Over Memorial Day weekend, I had the pleasure of attending the annual conference of the Medical Library Association in Seattle, Washington. I was there to present a poster on a study my NYMC colleagues and I are currently undertaking, and also to learn from other librarians about trends in the medical library field.
I had never been to an annual conference before, and I was amazed at how packed the schedule was. Luckily, MLA created an app just for the conference, in addition to their print program, which was invaluable in keeping track of all the sessions offered. From the opening ceremony Saturday night until the end of my poster presentation on Tuesday afternoon, I was constantly on the move from one interesting program to the next! It would take a veerrry long blog post to cover everything, so I’ll just go over some highlights of my trip.
One of the first plenary sessions was with Julie Angus, who was the first woman to row across the Atlantic Ocean from mainland to mainland. She talked about overcoming challenges, something she became very familiar with on her journey, which was beset with hurricanes, tropical storms, equipment failures, and bureaucratic entanglements. One of her points had to do with ranking priorities:
- Is it going to kill me now?
- Is it going to kill me?
- Is it going to stop progress?
Obviously (well, hopefully), these are less applicable to library life than adventuring, but I think they’re still good to keep in mind.
The Janet Doe lecture was given by Julia Sollenberger, an associate professor at the University of Rochester Medical Center and the director of Medical Center Libraries and Technologies. Her talk was entitled “Looking Inside Ourselves: A Culture of Kindness” and focused particularly on mindfulness, even concluding in a short meditation exercise given by her son.

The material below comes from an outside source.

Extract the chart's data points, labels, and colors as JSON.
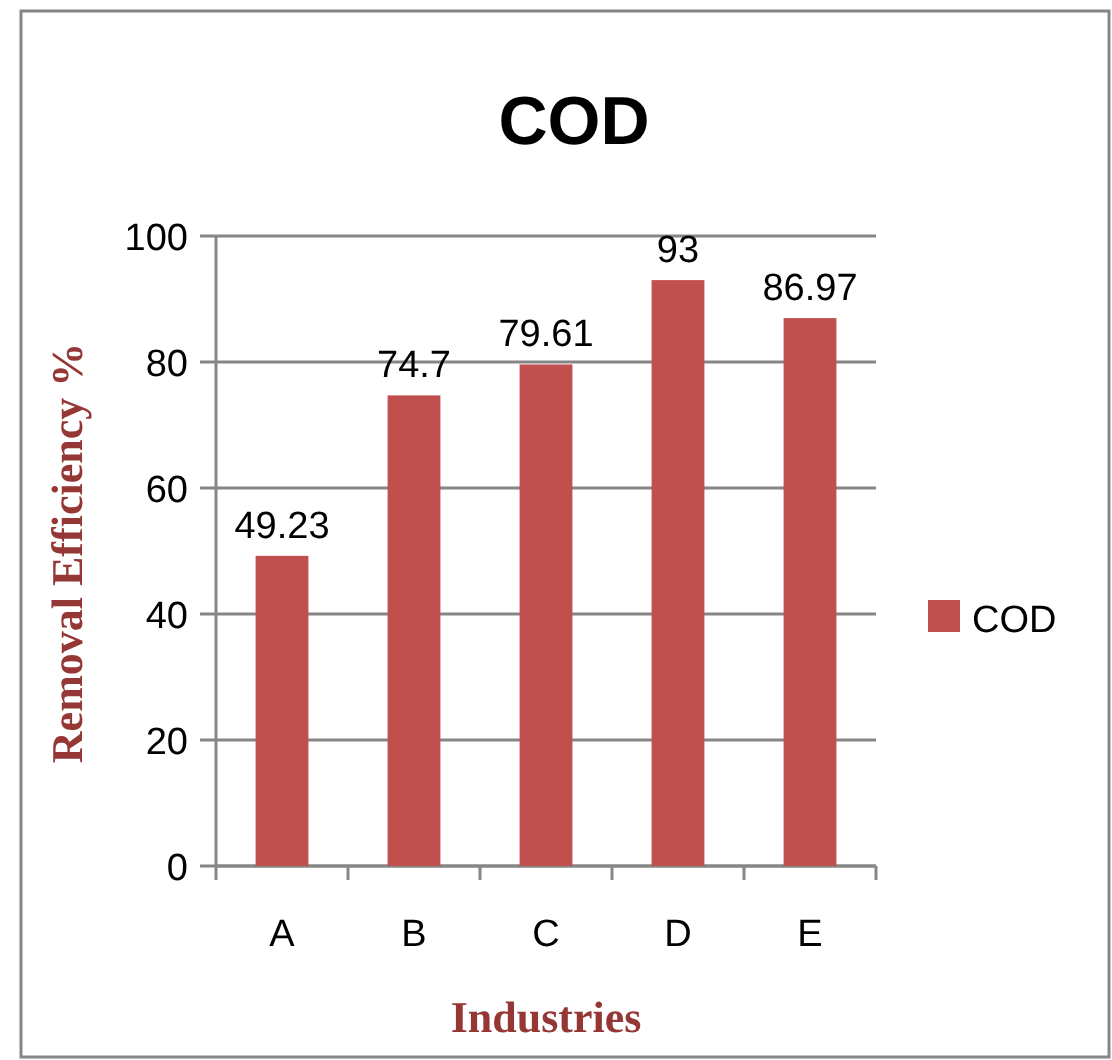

As the Scholarly Communications Librarian here at Touro, I was interested in seeing what other libraries are doing in terms of scholarly communications. I was gratified to see a number of relevant presentations, including ones talking about promoting research services, introducing new and different kinds of metrics, and creating interdisciplinary scholarly communications communities within an institution. I hope to incorporate some of the information I learned into our workshops and services.

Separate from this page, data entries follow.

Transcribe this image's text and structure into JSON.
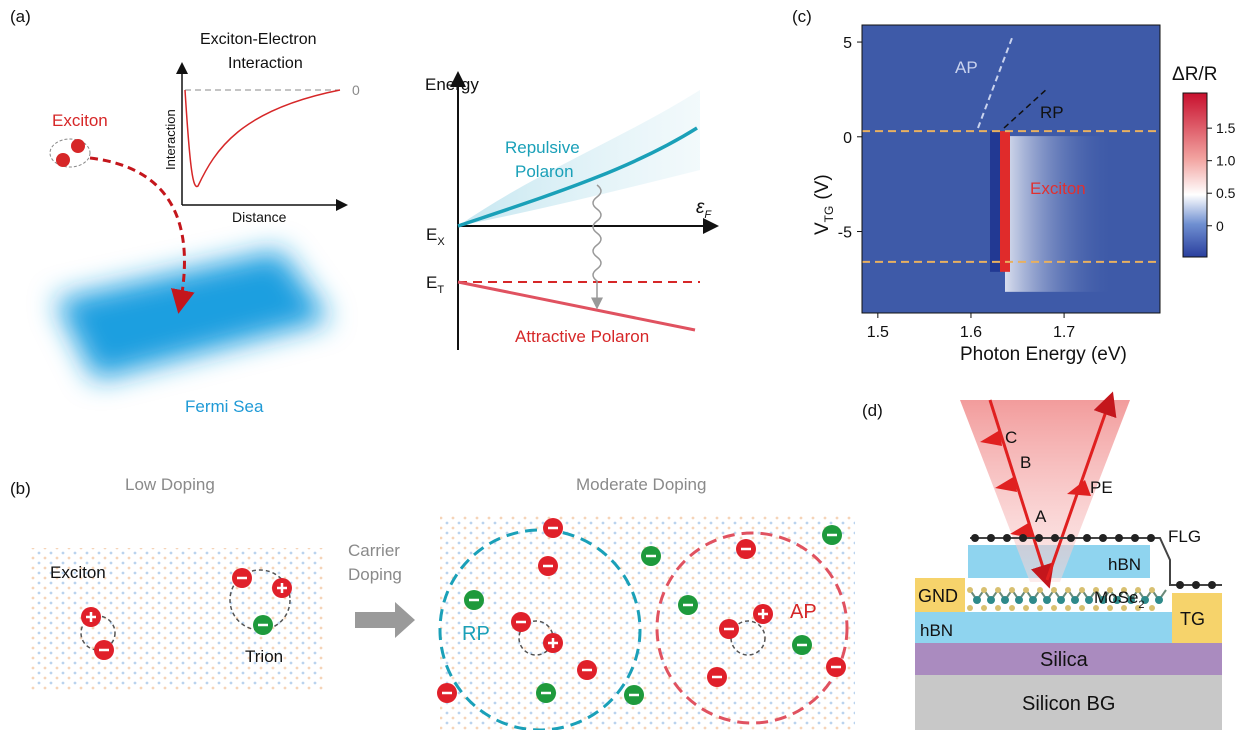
{
  "panel_a": {
    "label": "(a)",
    "inset_title": [
      "Exciton-Electron",
      "Interaction"
    ],
    "inset_ylabel": "Interaction",
    "inset_xlabel": "Distance",
    "inset_zero": 0,
    "exciton": "Exciton",
    "fermi_sea": "Fermi Sea",
    "energy": "Energy",
    "eps": "ε",
    "eps_sub": "F",
    "ex": "E",
    "ex_sub": "X",
    "et": "E",
    "et_sub": "T",
    "repulsive": [
      "Repulsive",
      "Polaron"
    ],
    "attractive": "Attractive Polaron"
  },
  "panel_b": {
    "label": "(b)",
    "low": "Low Doping",
    "moderate": "Moderate Doping",
    "exciton": "Exciton",
    "trion": "Trion",
    "arrow": [
      "Carrier",
      "Doping"
    ],
    "rp": "RP",
    "ap": "AP"
  },
  "panel_c": {
    "label": "(c)",
    "xlabel": "Photon Energy (eV)",
    "ylabel": "V",
    "ylabel_sub": "TG",
    "ylabel_unit": "(V)",
    "xlim": [
      1.483,
      1.803
    ],
    "ylim": [
      -9.3,
      5.9
    ],
    "xticks": [
      1.5,
      1.6,
      1.7
    ],
    "yticks": [
      -5,
      0,
      5
    ],
    "colorbar_title": "ΔR/R",
    "clim": [
      -0.48,
      2.04
    ],
    "cticks": [
      0,
      0.5,
      {
        "value": 1,
        "label": "1.0"
      },
      1.5
    ],
    "ap": "AP",
    "rp": "RP",
    "exciton": "Exciton",
    "dashed_lines": [
      0.3,
      -6.6
    ]
  },
  "panel_d": {
    "label": "(d)",
    "beam": [
      "C",
      "B",
      "A"
    ],
    "pe": "PE",
    "flg": "FLG",
    "hbn_top": "hBN",
    "mose2": "MoSe",
    "mose2_sub": "2",
    "gnd": "GND",
    "hbn_bottom": "hBN",
    "tg": "TG",
    "silica": "Silica",
    "silicon": "Silicon BG"
  }
}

As I mentioned before, I also presented my poster and discussed the work we’re doing with our institutional repository, Touro Scholar. If you’re interested in seeing the poster yourself, you can take a look at it here.

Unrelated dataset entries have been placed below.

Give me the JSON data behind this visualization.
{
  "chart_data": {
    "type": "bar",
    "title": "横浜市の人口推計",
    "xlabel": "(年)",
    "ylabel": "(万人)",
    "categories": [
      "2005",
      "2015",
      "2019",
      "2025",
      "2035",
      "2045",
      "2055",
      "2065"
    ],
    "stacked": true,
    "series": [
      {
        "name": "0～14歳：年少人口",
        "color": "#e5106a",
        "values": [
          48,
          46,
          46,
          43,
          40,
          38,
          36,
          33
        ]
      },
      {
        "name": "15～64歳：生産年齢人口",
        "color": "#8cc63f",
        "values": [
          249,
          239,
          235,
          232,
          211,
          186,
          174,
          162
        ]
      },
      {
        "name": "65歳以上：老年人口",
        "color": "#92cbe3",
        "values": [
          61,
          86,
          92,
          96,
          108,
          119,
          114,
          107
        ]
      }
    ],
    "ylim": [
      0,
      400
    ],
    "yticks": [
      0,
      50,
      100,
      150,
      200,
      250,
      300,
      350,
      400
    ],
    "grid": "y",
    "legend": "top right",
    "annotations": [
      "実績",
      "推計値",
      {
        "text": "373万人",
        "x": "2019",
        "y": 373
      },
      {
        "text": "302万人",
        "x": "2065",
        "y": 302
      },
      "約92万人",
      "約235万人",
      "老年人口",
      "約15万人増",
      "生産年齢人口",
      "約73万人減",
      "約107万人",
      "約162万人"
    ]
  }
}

Of course, it wasn’t all work, work, work! I made sure to see some of the sites of Seattle. Despite Seattle’s reputation for rain, I had pretty lovely weather most of the time.
One highlight was the famous Pike Place Market, which is a real food market with eclectic stalls and shops, and…a giant shoe museum.
I’m so glad I had the opportunity to go to MLA. I learned a lot, met a lot of great librarians, and came home enriched by the whole experience.